Coordinate Reference System:
  User input: NAD83 
  wkt:
GEOGCRS["NAD83",
    DATUM["North American Datum 1983",
        ELLIPSOID["GRS 1980",6378137,298.257222101,
            LENGTHUNIT["metre",1]]],
    PRIMEM["Greenwich",0,
        ANGLEUNIT["degree",0.0174532925199433]],
    CS[ellipsoidal,2],
        AXIS["latitude",north,
            ORDER[1],
            ANGLEUNIT["degree",0.0174532925199433]],
        AXIS["longitude",east,
            ORDER[2],
            ANGLEUNIT["degree",0.0174532925199433]],
    ID["EPSG",4269]]

gasplants from HIFLD is in EPSG: 4326, the map of MI is in EPSG: 4269. We can use st_transform on the gasplants data, which will reproject the points (and won’t change the data at all). The data won’t be any different, and the points won’t look too much different

gasplants = gasplants %>%
  st_transform(crs=4269)

ggplot(gasplants) + geom_sf() + theme_minimal()

But in a bit, when we spatially join, we’ll avoid an error.

Importing unprojected data

Sometimes, we have data only in .csv format, but with X and Y coordinates (e.g. Longitude and Latitude). To import this data, we do the following:

Read in from .csv, .xls, etc.
Determine the CRS of the data (usually 4326 for gps coordinates)
Set the spatial coordinates and CRS

We know how to do the first, and the 2nd and 3rd are done in one step. We’ll make a data.frame of city names and use the tmaptools package’s geocode_OSM to get the latitudes and longitudes of the city centers. This function uses open-source Open Street Maps instead of the google API (which is used by ggmap). This way, we don’t need an API key.

ourCities = geocode_OSM(c('Detroit','Lansing','Grand Rapids','Kalamazoo','Traverse City','Marquette')) %>%
  select(City = query, lat = lat, lon = lon)

head(ourCities)

           City      lat       lon
1       Detroit 42.33155 -83.04664
2       Lansing 42.73383 -84.55463
3  Grand Rapids 42.96324 -85.66786
4     Kalamazoo 42.29171 -85.58723
5 Traverse City 44.76065 -85.61660
6     Marquette 46.44815 -87.63059

Since these are GPS-type coordinates, we are going to assume the CRS is EPSG=4326. Longitude is the “x” axis, and latitude is the “y” axis.

ourCities.spatial = st_as_sf(ourCities, coords = c('lon','lat'), crs = 4326)
head(ourCities.spatial)

Simple feature collection with 6 features and 1 field
Geometry type: POINT
Dimension:     XY
Bounding box:  xmin: -87.63059 ymin: 42.29171 xmax: -83.04664 ymax: 46.44815
Geodetic CRS:  WGS 84
           City                   geometry
1       Detroit POINT (-83.04664 42.33155)
2       Lansing POINT (-84.55463 42.73383)
3  Grand Rapids POINT (-85.66786 42.96324)
4     Kalamazoo POINT (-85.58723 42.29171)
5 Traverse City  POINT (-85.6166 44.76065)
6     Marquette POINT (-87.63059 46.44815)
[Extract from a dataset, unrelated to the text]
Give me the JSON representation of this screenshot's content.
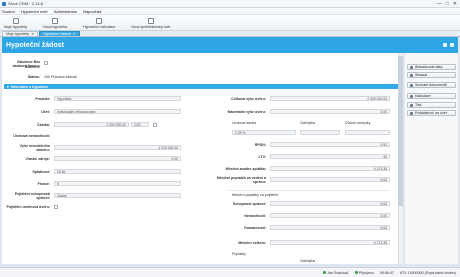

Now we have the point geometries! We can map this:

ggplot() +
  geom_sf(data = MI, fill = 'gray90') +
  geom_sf(data = ourCities.spatial, col = 'blue') +
  theme_minimal()

Mis-projected data

Let’s see a bad example that assumes the wrong projection when importing ourCities.spatial:

ourCities.spatial.bad = st_as_sf(ourCities, coords = c('lon','lat'), crs = 4000)
ggplot() +
  geom_sf(data = MI, fill = 'gray90') +
  geom_sf(data = ourCities.spatial.bad, col = 'blue') +
  theme_minimal()

Ope! That sure doesn’t look right. The wrong projection can derail a project. Luckily, most shapefiles we find in the wild have the projection (CRS) attached. Now you know what a bad one looks like. Back to our correctly-projected data.